Ordinary people have fought for democracy in Britain
and everywhere else, while Britain’s elite brought tyranny to millions.
The idea of a fixed British culture is just as fictitious.
The customs of David Cameron’s toff pals are utterly alien to most people living in Britain.
Culture, like language, is always evolving. Immigration has always been part of that.
And people know that food and music in Britain have been improved by immigration.
Even things seen as traditional, such as fish and chips, came with earlier arrivals.
Most people are rightly proud of multiculturalism. But the reality isn’t just distinct cultures coexisting.
We create, and fight for, new ones together.
Hasn’t migration always had to be restricted?
These were brought in alongside racist scare stories as part of a ruling class response to a wave of strikes, often led by migrants. Immigration controls haven’t always existed. There were no peacetime immigration controls until 1905.
Modern immigration controls were brought in during the 1960s to try and keep out people from Britain’s former empire.
At the time more people left each year than arrived. Yet successive governments brought in controls designed to keep out non-white migrants.
All immigration controls have been about blaming migrants for social problems rather than controlling the number of people in the country.

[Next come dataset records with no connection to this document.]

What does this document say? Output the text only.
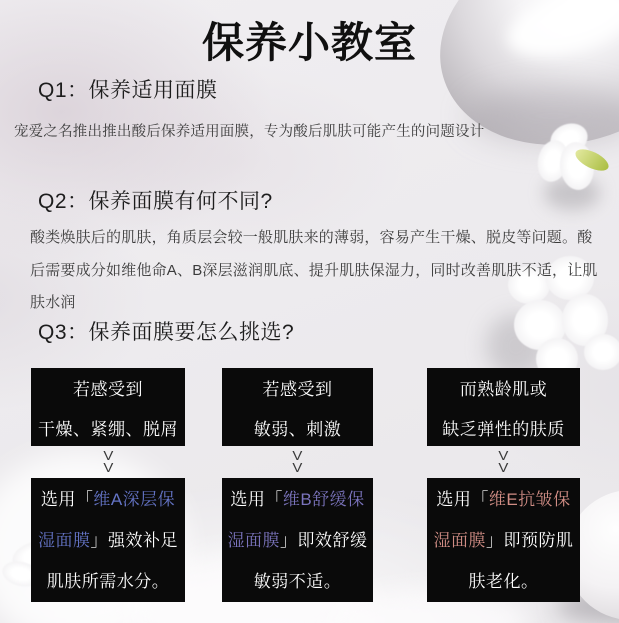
保养小教室
Q1：保养适用面膜

宠爱之名推出推出酸后保养适用面膜，专为酸后肌肤可能产生的问题设计

Q2：保养面膜有何不同?

酸类焕肤后的肌肤，角质层会较一般肌肤来的薄弱，容易产生干燥、脱皮等问题。酸后需要成分如维他命A、B深层滋润肌底、提升肌肤保湿力，同时改善肌肤不适，让肌肤水润

Q3：保养面膜要怎么挑选?
若感受到
干燥、紧绷、脱屑
V
V
选用「维A深层保湿面膜」强效补足肌肤所需水分。
若感受到
敏弱、刺激
V
V
选用「维B舒缓保湿面膜」即效舒缓敏弱不适。
而熟龄肌或
缺乏弹性的肤质
V
V
选用「维E抗皱保湿面膜」即预防肌肤老化。
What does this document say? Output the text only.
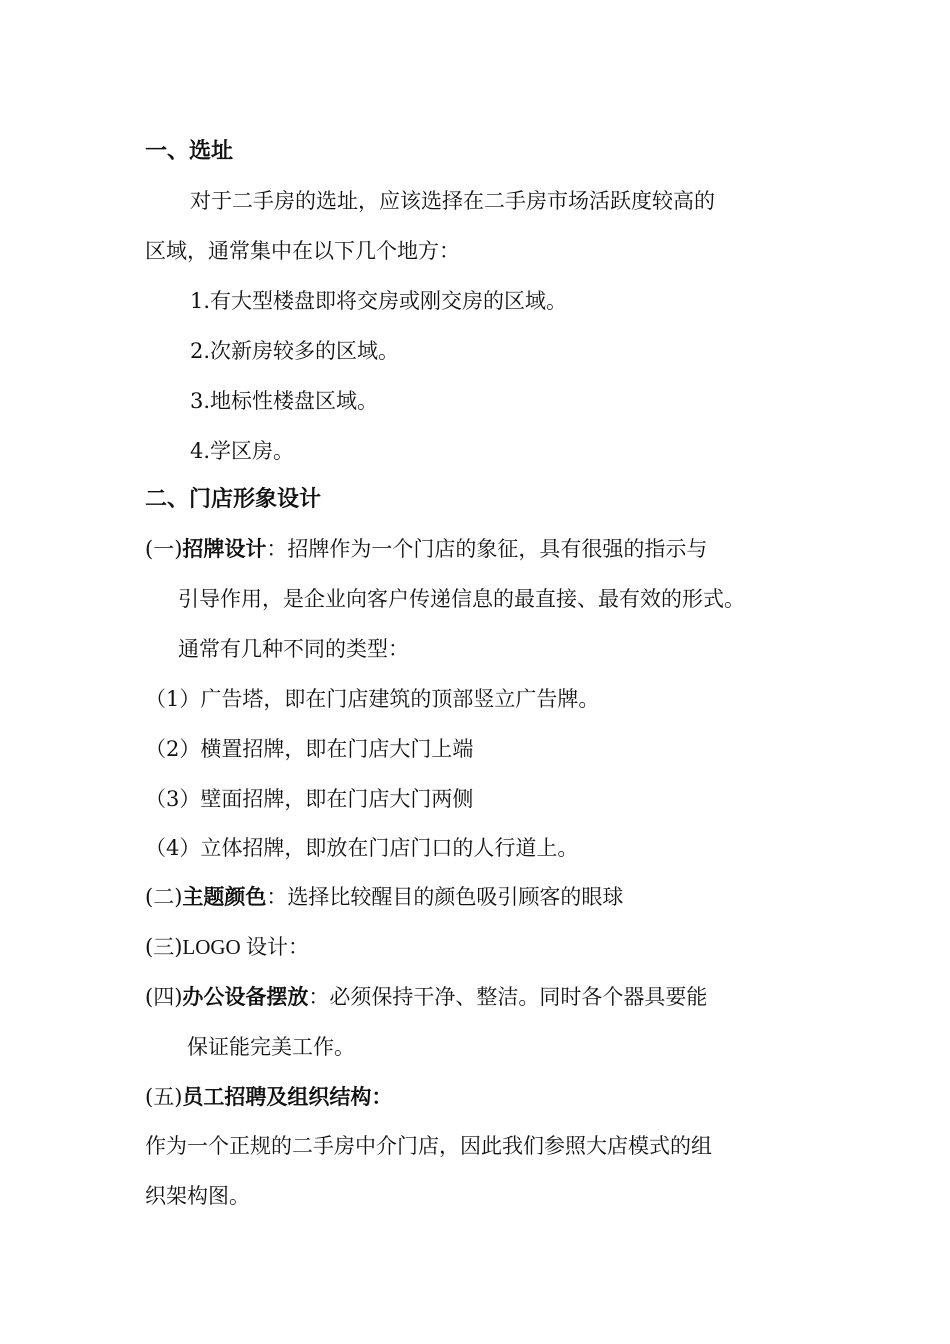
一、选址
对于二手房的选址，应该选择在二手房市场活跃度较高的
区域，通常集中在以下几个地方：
1.有大型楼盘即将交房或刚交房的区域。
2.次新房较多的区域。
3.地标性楼盘区域。
4.学区房。
二、门店形象设计
(一)招牌设计：招牌作为一个门店的象征，具有很强的指示与
引导作用，是企业向客户传递信息的最直接、最有效的形式。
通常有几种不同的类型：
（1）广告塔，即在门店建筑的顶部竖立广告牌。
（2）横置招牌，即在门店大门上端
（3）壁面招牌，即在门店大门两侧
（4）立体招牌，即放在门店门口的人行道上。
(二)主题颜色：选择比较醒目的颜色吸引顾客的眼球
(三)LOGO 设计：
(四)办公设备摆放：必须保持干净、整洁。同时各个器具要能
保证能完美工作。
(五)员工招聘及组织结构：
作为一个正规的二手房中介门店，因此我们参照大店模式的组
织架构图。
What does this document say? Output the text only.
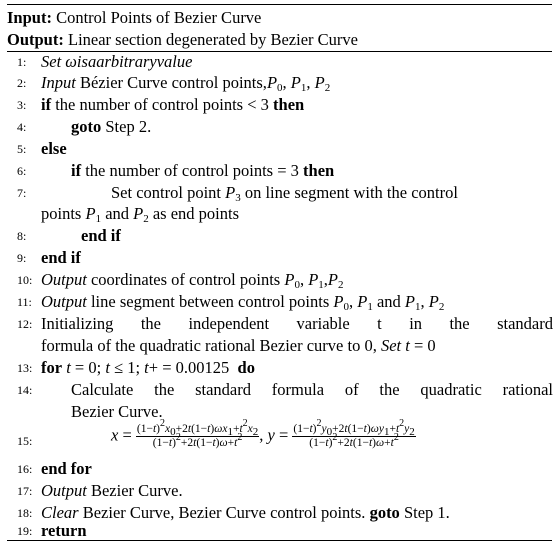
Input: Control Points of Bezier Curve
Output: Linear section degenerated by Bezier Curve
1: Set ωisaarbitraryvalue
2: Input Bézier Curve control $points,P_0$, $P_1$, $P_2$
3: if the number of control points < 3 then
4:	goto Step 2.
5: else
6:	if the number of control points = 3 then
7:	Set control point $P_3$ on line segment with the control
points $P_1$ and $P_2$ as end points
8:	end if
9: end if
10: Output coordinates of control points $P_0$, $P_1,P_2$
11: Output line segment between control points $P_0$, $P_1$ and $P_1$, $P_2$
12: Initializing the independent variable t in the standard
formula of the quadratic rational Bezier curve to 0, Set t = 0
13: for t = 0; t ≤ 1; t+ = 0.00125  do
14: Calculate the standard formula of the quadratic rational
Bezier Curve.
15:	$x = \frac{(1-t)^2x_0+2t(1-t)\omega x_1+t^2x_2}{(1-t)^2+2t(1-t)\omega+t^2}$ , $y = \frac{(1-t)^2y_0+2t(1-t)\omega y_1+t^2y_2}{(1-t)^2+2t(1-t)\omega+t^2}$
16: end for
17: Output Bezier Curve.
18: Clear Bezier Curve, Bezier Curve control points. goto Step 1.
19: return
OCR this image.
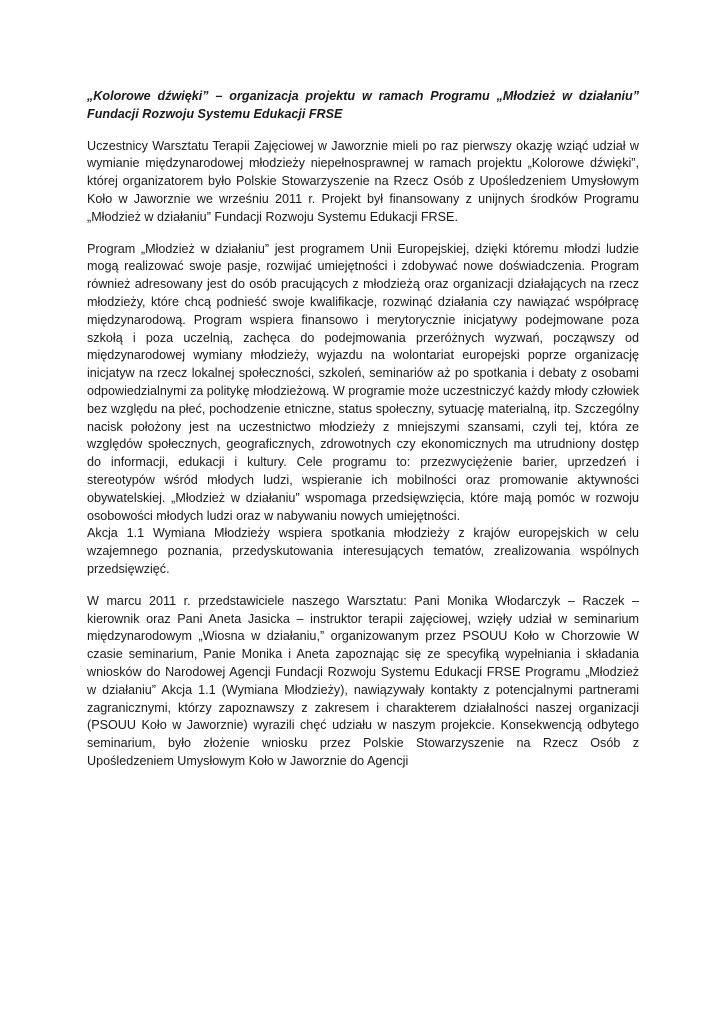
„Kolorowe dźwięki” – organizacja projektu w ramach Programu „Młodzież w działaniu” Fundacji Rozwoju Systemu Edukacji FRSE

Uczestnicy Warsztatu Terapii Zajęciowej w Jaworznie mieli po raz pierwszy okazję wziąć udział w wymianie międzynarodowej młodzieży niepełnosprawnej w ramach projektu „Kolorowe dźwięki”, której organizatorem było Polskie Stowarzyszenie na Rzecz Osób z Upośledzeniem Umysłowym Koło w Jaworznie we wrześniu 2011 r. Projekt był finansowany z unijnych środków Programu „Młodzież w działaniu” Fundacji Rozwoju Systemu Edukacji FRSE.

Program „Młodzież w działaniu” jest programem Unii Europejskiej, dzięki któremu młodzi ludzie mogą realizować swoje pasje, rozwijać umiejętności i zdobywać nowe doświadczenia. Program również adresowany jest do osób pracujących z młodzieżą oraz organizacji działających na rzecz młodzieży, które chcą podnieść swoje kwalifikacje, rozwinąć działania czy nawiązać współpracę międzynarodową. Program wspiera finansowo i merytorycznie inicjatywy podejmowane poza szkołą i poza uczelnią, zachęca do podejmowania przeróżnych wyzwań, począwszy od międzynarodowej wymiany młodzieży, wyjazdu na wolontariat europejski poprze organizację inicjatyw na rzecz lokalnej społeczności, szkoleń, seminariów aż po spotkania i debaty z osobami odpowiedzialnymi za politykę młodzieżową. W programie może uczestniczyć każdy młody człowiek bez względu na płeć, pochodzenie etniczne, status społeczny, sytuację materialną, itp. Szczególny nacisk położony jest na uczestnictwo młodzieży z mniejszymi szansami, czyli tej, która ze względów społecznych, geograficznych, zdrowotnych czy ekonomicznych ma utrudniony dostęp do informacji, edukacji i kultury. Cele programu to: przezwyciężenie barier, uprzedzeń i stereotypów wśród młodych ludzi, wspieranie ich mobilności oraz promowanie aktywności obywatelskiej. „Młodzież w działaniu” wspomaga przedsięwzięcia, które mają pomóc w rozwoju osobowości młodych ludzi oraz w nabywaniu nowych umiejętności.

Akcja 1.1 Wymiana Młodzieży wspiera spotkania młodzieży z krajów europejskich w celu wzajemnego poznania, przedyskutowania interesujących tematów, zrealizowania wspólnych przedsięwzięć.

W marcu 2011 r. przedstawiciele naszego Warsztatu: Pani Monika Włodarczyk – Raczek – kierownik oraz Pani Aneta Jasicka – instruktor terapii zajęciowej, wzięły udział w seminarium międzynarodowym „Wiosna w działaniu,” organizowanym przez PSOUU Koło w Chorzowie W czasie seminarium, Panie Monika i Aneta zapoznając się ze specyfiką wypełniania i składania wniosków do Narodowej Agencji Fundacji Rozwoju Systemu Edukacji FRSE Programu „Młodzież w działaniu” Akcja 1.1 (Wymiana Młodzieży), nawiązywały kontakty z potencjalnymi partnerami zagranicznymi, którzy zapoznawszy z zakresem i charakterem działalności naszej organizacji (PSOUU Koło w Jaworznie) wyrazili chęć udziału w naszym projekcie. Konsekwencją odbytego seminarium, było złożenie wniosku przez Polskie Stowarzyszenie na Rzecz Osób z Upośledzeniem Umysłowym Koło w Jaworznie do Agencji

As Britain became more integrated with the European Union it relaxed restrictions on people from other member states coming here to work. But this went alongside the creation of a “Fortress Europe”, which aimed to exclude other workers and paint them as a problem.
Britain’s government refuses to fund rescues for the thousands of desperate people trying to cross the Mediterranean. The Tories want their deaths to be a deterrent.
People have always moved around in search of a better life. What’s barbaric is trying to stop them.
Can immigration controls ever be non-racist?
Many people who are horrified by reports of racism and abuse in detention centres still believe it is possible to have “good” immigration controls.
But complaints about immigrants usually focus on eastern Europeans, or black and Asian people—not Australians and Canadians, Germans or French people.
It’s no coincidence that when immigration officers started doing “spot checks” at London Underground stations in 2013, they overwhelmingly targeted non-white people.
The original 1905 Aliens Act defined certain groups of migrants as undesirable. This made it easier for racists to target Jewish people.
Penalising immigrants is a recipe for discrimination. It gives a green light for racists to harass anyone they think doesn’t belong.
Immigration controls are racist. We should fight to scrap them all.